次の図は、クライアント側データ アクセス層 (DAL) フレームワークの論理アーキテクチャを示しています。

データ アクセス層の論理アーキテクチャ

主要コンポーネント

データ アクセス層 (DAL) フレームワークの論理アーキテクチャには、次のコンポーネントが含まれています。

  • JavaScript ベースの表示コンポーネント

    • これらのコントロールは、インテリジェントなデータ アクセス パターン (遅延読み込みなど) と DOM イベントを利用して、データ要求をできるだけ長く延期して、必要な場合にのみ開始されるようにします (折りたたまれているメニューが展開されるまで待機するなど)。
    • 表示コントロールは、データ要求の実行中に状態インジケーターを表示する場合があります。
  • イベントベースのデータ要求

    • これらのイベント ハンドラーは、コントロールまたはページ イベントにバインドされ、発生時にデータ アクセス方法を呼び出します。
  • ビジネス データ マネージャー

    • 表示コンポーネントで使用するビジネス データ オブジェクト (BDO) を提供します。
    • 基になるデータ ソースを抽象化する論理的なデータ アクセス方法を提供します。
    • BDO データは、モック、クライアント側のキャッシュ、実際のデータ ソースから取得できます。
  • 外部サービス

    • サーバー側 (つまり、バックエンド) のデータにアクセスするための API を提供します。
    • SharePoint Online、サード パーティのデータ サービス、カスタム データ ソース、カスタム アプリケーションが含まれています。
  • ストレージ マネージャー

    • クライアント側のデータ キャッシュのセマンティクスに持続性 (一時的または永続的)、期間 (有効期限タイムアウト)、ポリシー (絶対またはスライド式) を提供します。
    • Web ストレージを使用すると、クライアント環境で一時的なデータ (セッション ストレージ) と長期的なデータ (ローカル ストレージ) を格納できます。
      • セッション ストレージは、プライベート データのキャッシュをサポートします。
      • ローカル ストレージは、共有データのキャッシュをサポートします。
    • 必要であれば、別のクライアント側ストレージ オプションを提供する Cookie のサポートを追加できます。
    • クライアント側のキャッシュからデータを処理すると、実際のデータ ソースへの要求が減少し、ページ フォーマンスが向上します。

典型的な呼び出しシーケンス

  1. イベント (暗黙または明示的) がクライアント ブラウザー内で発生する。

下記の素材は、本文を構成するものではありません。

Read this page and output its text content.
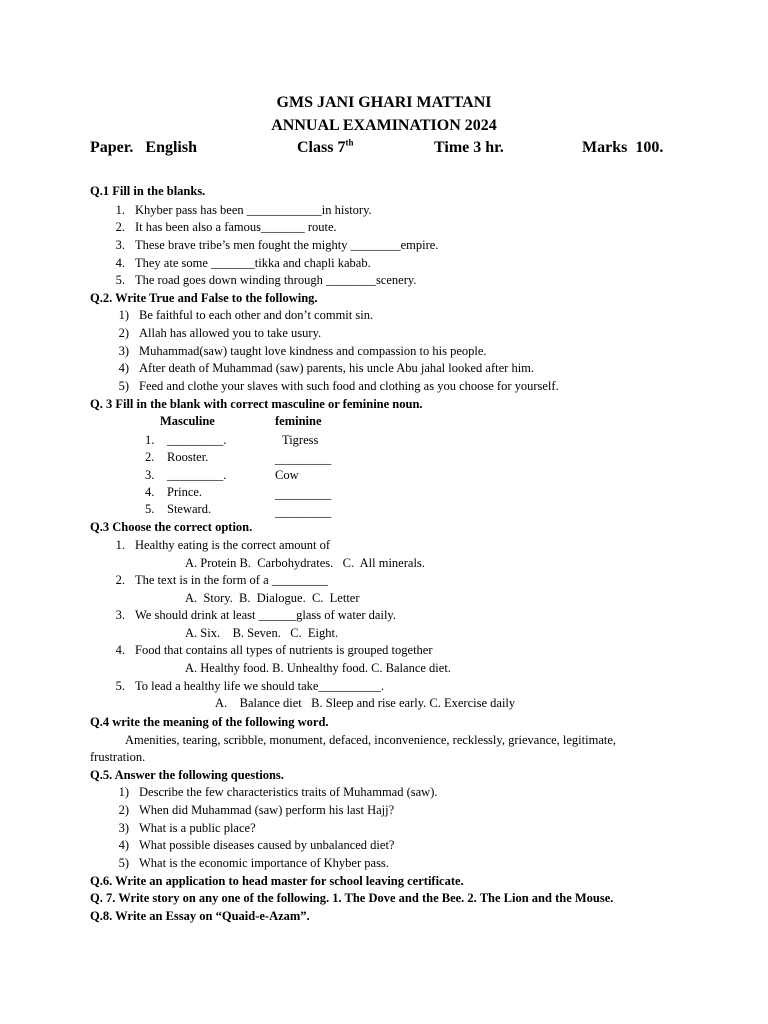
GMS JANI GHARI MATTANI
ANNUAL EXAMINATION 2024
Paper.   English	Class 7th	Time 3 hr.	Marks  100.
Q.1 Fill in the blanks.
1. Khyber pass has been ____________in history.
2. It has been also a famous_______ route.
3. These brave tribe’s men fought the mighty ________empire.
4. They ate some _______tikka and chapli kabab.
5. The road goes down winding through ________scenery.
Q.2. Write True and False to the following.
1) Be faithful to each other and don’t commit sin.
2) Allah has allowed you to take usury.
3) Muhammad(saw) taught love kindness and compassion to his people.
4) After death of Muhammad (saw) parents, his uncle Abu jahal looked after him.
5) Feed and clothe your slaves with such food and clothing as you choose for yourself.
Q. 3 Fill in the blank with correct masculine or feminine noun.
Masculine	feminine
1. _________.	Tigress
2. Rooster.	_________
3. _________.	Cow
4. Prince.	_________
5. Steward.	_________
Q.3 Choose the correct option.
1. Healthy eating is the correct amount of
A. Protein B.  Carbohydrates.   C.  All minerals.
2. The text is in the form of a _________
A.  Story.  B.  Dialogue.  C.  Letter
3. We should drink at least ______glass of water daily.
A. Six.    B. Seven.   C.  Eight.
4. Food that contains all types of nutrients is grouped together
A. Healthy food. B. Unhealthy food. C. Balance diet.
5. To lead a healthy life we should take__________.
A.    Balance diet   B. Sleep and rise early. C. Exercise daily
Q.4 write the meaning of the following word.
Amenities, tearing, scribble, monument, defaced, inconvenience, recklessly, grievance, legitimate,
frustration.
Q.5. Answer the following questions.
1) Describe the few characteristics traits of Muhammad (saw).
2) When did Muhammad (saw) perform his last Hajj?
3) What is a public place?
4) What possible diseases caused by unbalanced diet?
5) What is the economic importance of Khyber pass.
Q.6. Write an application to head master for school leaving certificate.
Q. 7. Write story on any one of the following. 1. The Dove and the Bee. 2. The Lion and the Mouse.
Q.8. Write an Essay on “Quaid-e-Azam”.
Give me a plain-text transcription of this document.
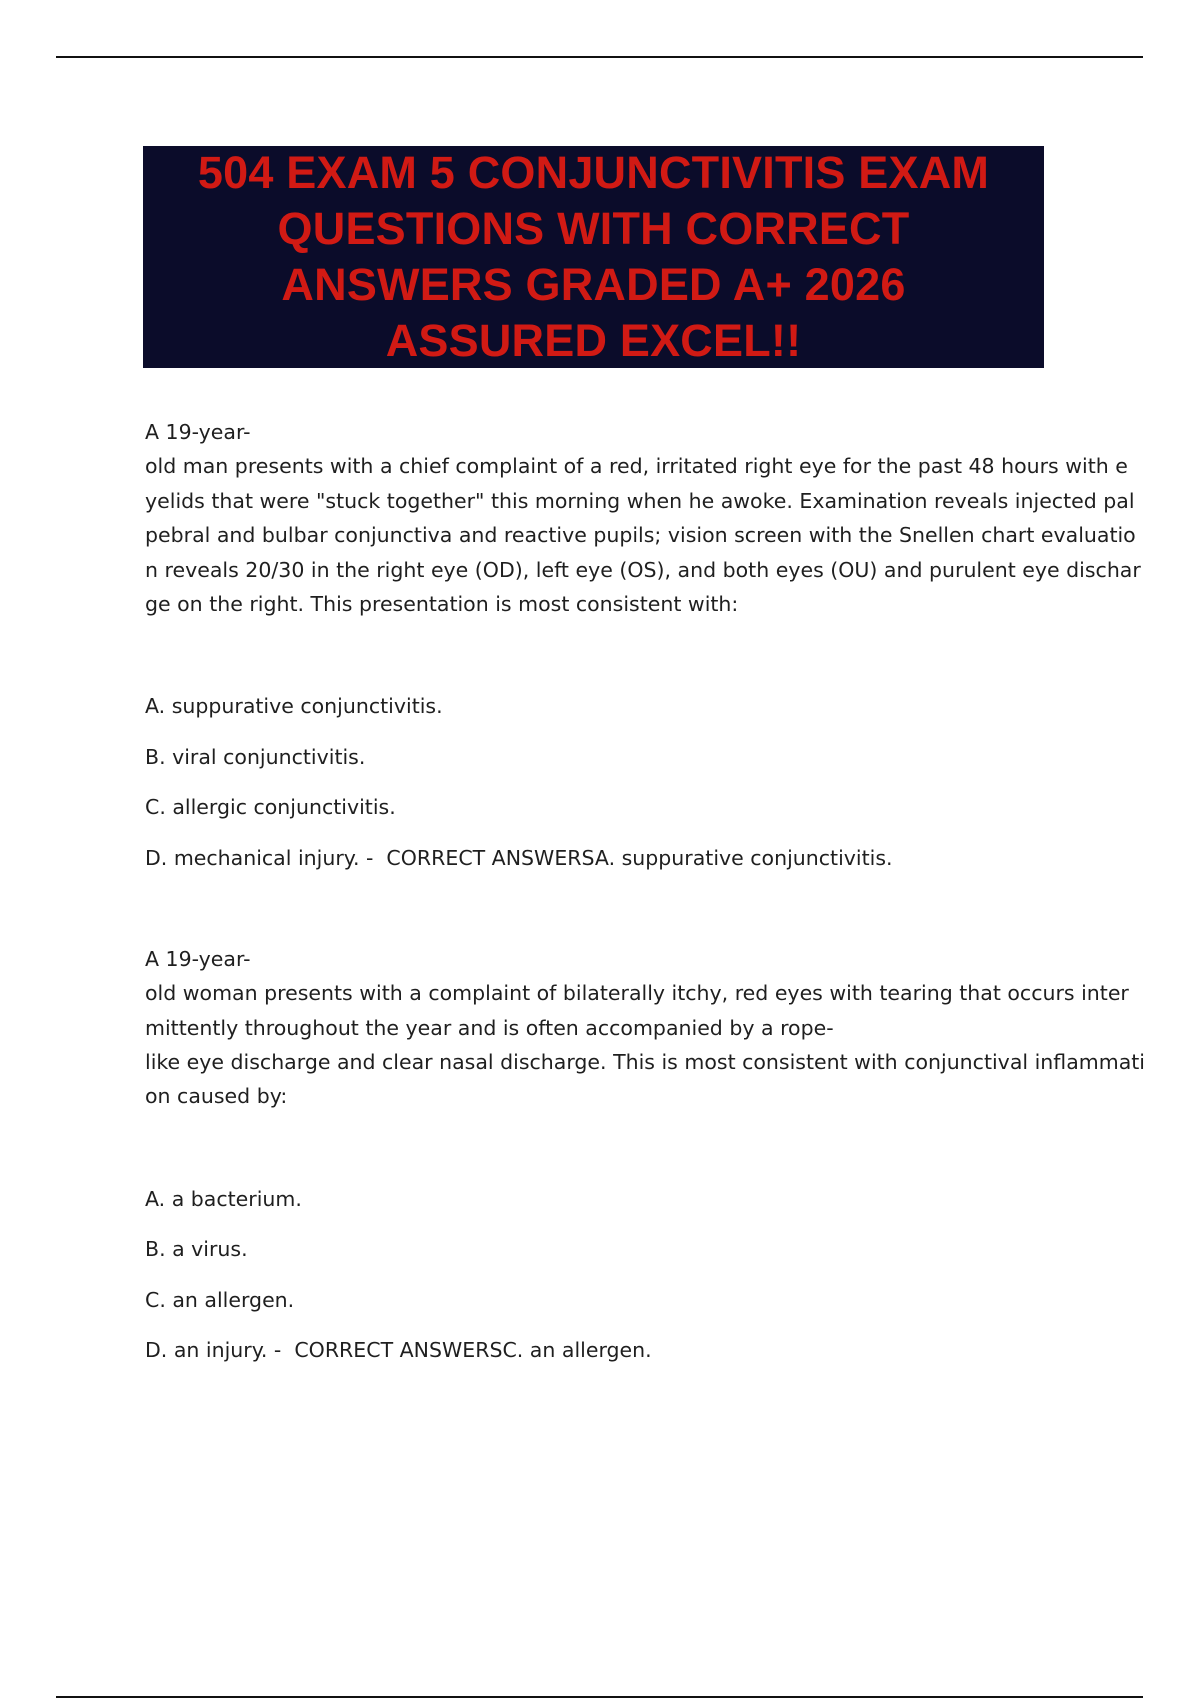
504 EXAM 5 CONJUNCTIVITIS EXAM
QUESTIONS WITH CORRECT
ANSWERS GRADED A+ 2026
ASSURED EXCEL!!
A 19-year-
old man presents with a chief complaint of a red, irritated right eye for the past 48 hours with e
yelids that were "stuck together" this morning when he awoke. Examination reveals injected pal
pebral and bulbar conjunctiva and reactive pupils; vision screen with the Snellen chart evaluatio
n reveals 20/30 in the right eye (OD), left eye (OS), and both eyes (OU) and purulent eye dischar
ge on the right. This presentation is most consistent with:
A. suppurative conjunctivitis.
B. viral conjunctivitis.
C. allergic conjunctivitis.
D. mechanical injury. -  CORRECT ANSWERSA. suppurative conjunctivitis.
A 19-year-
old woman presents with a complaint of bilaterally itchy, red eyes with tearing that occurs inter
mittently throughout the year and is often accompanied by a rope-
like eye discharge and clear nasal discharge. This is most consistent with conjunctival inflammati
on caused by:
A. a bacterium.
B. a virus.
C. an allergen.
D. an injury. -  CORRECT ANSWERSC. an allergen.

  2. 表示コンポーネントが、レンダリングするデータを要求する必要があると判断する。

  3. 表示コンポーネントが、関連するビジネス データ オブジェクト (BDO) をビジネス データ マネージャーに要求する。

    • オプションで、表示コンポーネントにより、要求の進行中に、進行状況のインジケーターが表示される。
  4. ビジネス データ マネージャーがストレージ キーを計算し、BDO のストレージ オプションを決定する。

  5. ビジネス データ マネージャーがストレージ オプションごとに BDO をストレージ マネージャーに要求する。

    • BDO が存在し、最新の場合、キャッシュ ヒットが発生し、ストレージ マネージャーが BDO を返す (ステップ 10 に進む)。
    • BDO が存在しない、あるいは古い場合、キャッシュ ミスが発生し、ストレージ マネージャーは BDO を返さない (ステップ 6 に進む)。
  6. ビジネス データ マネージャーが外部サービスに (非同期) 要求を発行し、最新データを求める。

    • 要求が失敗した場合、古い BDO が存在するなら、ビジネス データ マネージャーはそれを再利用する (ステップ 9 に進む)。
    • 要求が成功した場合、ビジネス データ マネージャーは最新データの応答を処理する (ステップ 7 に進む)。
  7. ビジネス データ マネージャーが、ビジネス データ オブジェクト (BDO) を作成する。

  8. ビジネス データ マネージャーが、BDO に最新データを追加する。

  9. ビジネス データ マネージャーがストレージ オプションごとにストレージ マネージャーに対して BDO の格納を要求する。

  10. ビジネス データ マネージャーは、表示コンポーネントに BDO を返す。

  11. 表示コンポーネントが BDO にバインドされ、データをレンダリングする。